Tommy McRae, Out hunting for dinner - a run of luck, pen and ink drawing, c. 1865, presented to the Melbourne Public Library by Roderick Kilborn, ‘Goojong’, Wahgunyah, Victoria in 1902
Use the 'Food and identity' inquiry unit to investigate the role of food in creating a national cultural identity.
Download the 'Food and identity' curriculum outcome documents below to see how this unit aligns with VELS standards for levels 3 and 4, and the Australian Curriculum for years 3 to 6.
For a quick overview of the topic, see Food & identity – theme overview.
- Show photographs from Peter Menzel's 'Hungry planet: what the world eats' and ask students to describe each composition using a Y chart.
- Ask students to list their 'pantry essentials': what foods do they always have in the cupboard at home?
- Brainstorm connections between food and identity: what does it mean when people say 'you are what you eat'?
- Watch Kunle Adesua talk about his experience migrating to Australia. Engage students in this provocation: You migrate to another country. What food would be available? How would your own traditions, culture, rituals and beliefs be affected? What would remain the same? What would change over time? Rate how important food is to your identity.
- Ask students to bring in their own family photos of celebrations and compare these to the 'Hungry planet: what the world eats' images.

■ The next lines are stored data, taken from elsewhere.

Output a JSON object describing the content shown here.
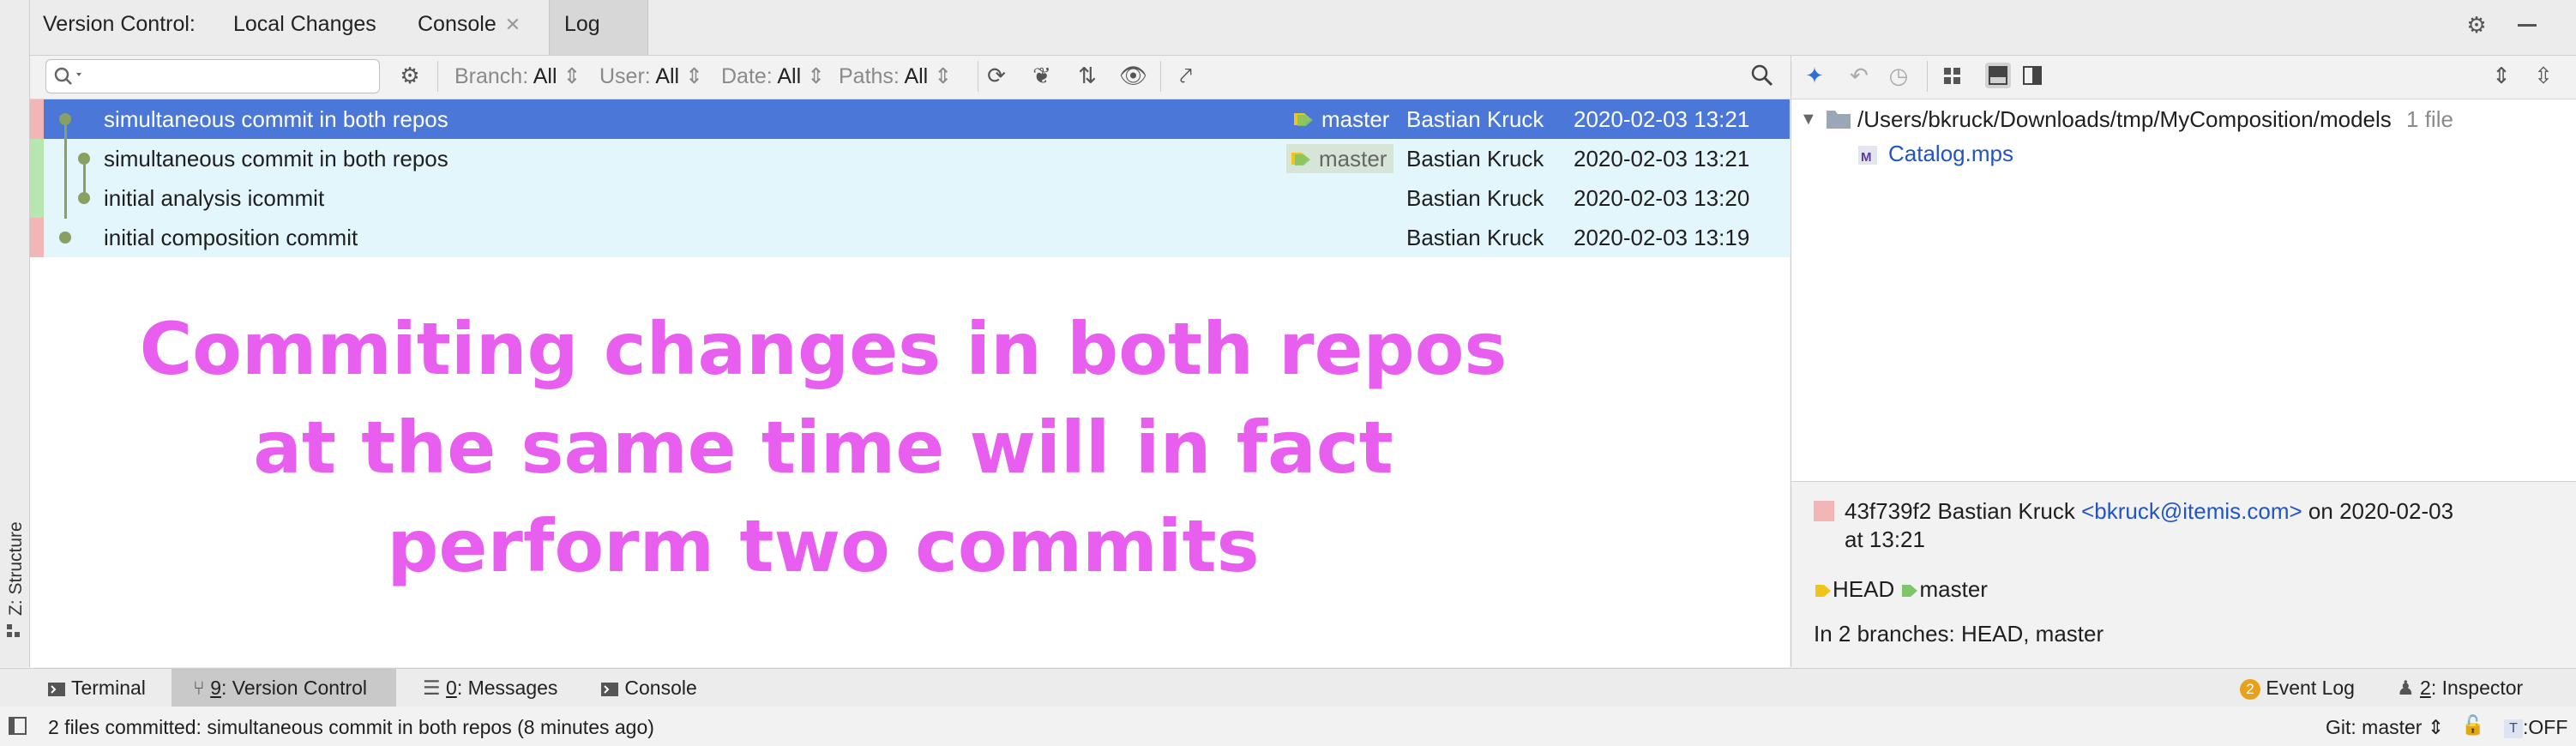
{
  "tabs": {
    "prefix": "Version Control:",
    "local_changes": "Local Changes",
    "console": "Console",
    "log": "Log"
  },
  "filters": {
    "branch_label": "Branch:",
    "branch_value": "All",
    "user_label": "User:",
    "user_value": "All",
    "date_label": "Date:",
    "date_value": "All",
    "paths_label": "Paths:",
    "paths_value": "All"
  },
  "commits": [
    {
      "subject": "simultaneous commit in both repos",
      "ref": "master",
      "author": "Bastian Kruck",
      "date": "2020-02-03 13:21"
    },
    {
      "subject": "simultaneous commit in both repos",
      "ref": "master",
      "author": "Bastian Kruck",
      "date": "2020-02-03 13:21"
    },
    {
      "subject": "initial analysis icommit",
      "ref": "",
      "author": "Bastian Kruck",
      "date": "2020-02-03 13:20"
    },
    {
      "subject": "initial composition commit",
      "ref": "",
      "author": "Bastian Kruck",
      "date": "2020-02-03 13:19"
    }
  ],
  "annotation": {
    "line1": "Commiting changes in both repos",
    "line2": "at the same time will in fact",
    "line3": "perform two commits"
  },
  "changes": {
    "folder_path": "/Users/bkruck/Downloads/tmp/MyComposition/models",
    "file_count": "1 file",
    "file_name": "Catalog.mps"
  },
  "details": {
    "hash": "43f739f2",
    "author": "Bastian Kruck",
    "email": "<bkruck@itemis.com>",
    "on": "on",
    "date": "2020-02-03",
    "at_time": "at 13:21",
    "ref_head": "HEAD",
    "ref_master": "master",
    "branches": "In 2 branches: HEAD, master"
  },
  "tool_windows": {
    "terminal": "Terminal",
    "version_control_num": "9",
    "version_control": ": Version Control",
    "messages_num": "0",
    "messages": ": Messages",
    "console": "Console",
    "event_log_badge": "2",
    "event_log": "Event Log",
    "inspector_num": "2",
    "inspector": ": Inspector",
    "structure": "Z: Structure"
  },
  "status": {
    "message": "2 files committed: simultaneous commit in both repos (8 minutes ago)",
    "git_branch": "Git: master",
    "off_label": ":OFF"
  },
  "colors": {
    "selection": "#4a77d8",
    "highlight_row": "#e3f6fb",
    "root_green": "#b8e6b0",
    "root_red": "#f3b6b6",
    "graph": "#8aa062",
    "annotation": "#e85fef",
    "tag_yellow": "#f0c419",
    "tag_green": "#7fc66a",
    "link": "#2155c6"
  }
}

- Explore Indigenous perspectives by inviting local elders to speak about food and identity.
- Invite guest speakers from local cultural groups to share their own insights and experiences about how food relates to their identity.
- Visit a local market or ethnic food store to discover some new foods from different cultures.
- Use the Food & identity interview activity, which encourages students to explore the role of food in their own rituals, beliefs, celebrations and traditions.
- Using information from family interviews, ask students to compare and contrast their experiences with a peer using venn diagrams.
- Investigate food rituals, traditions, culture and beliefs through children's story books.
- Instruct students to tell their own food story to demonstrate their understanding of food and identity.
- Challenge students to refine their understanding of the role of food in their life, by creating a collage using food packaging and images.
- Host a children's book festival to showcase the books students create in the Tell your own food story activity.
- Challenge students to write a book review about a peer's story utilising their own success criteria.
- Reflect on student progress through individual learning conferences. Revisit the provocation from the 'engage' section above to review prior knowledge and changes in understanding.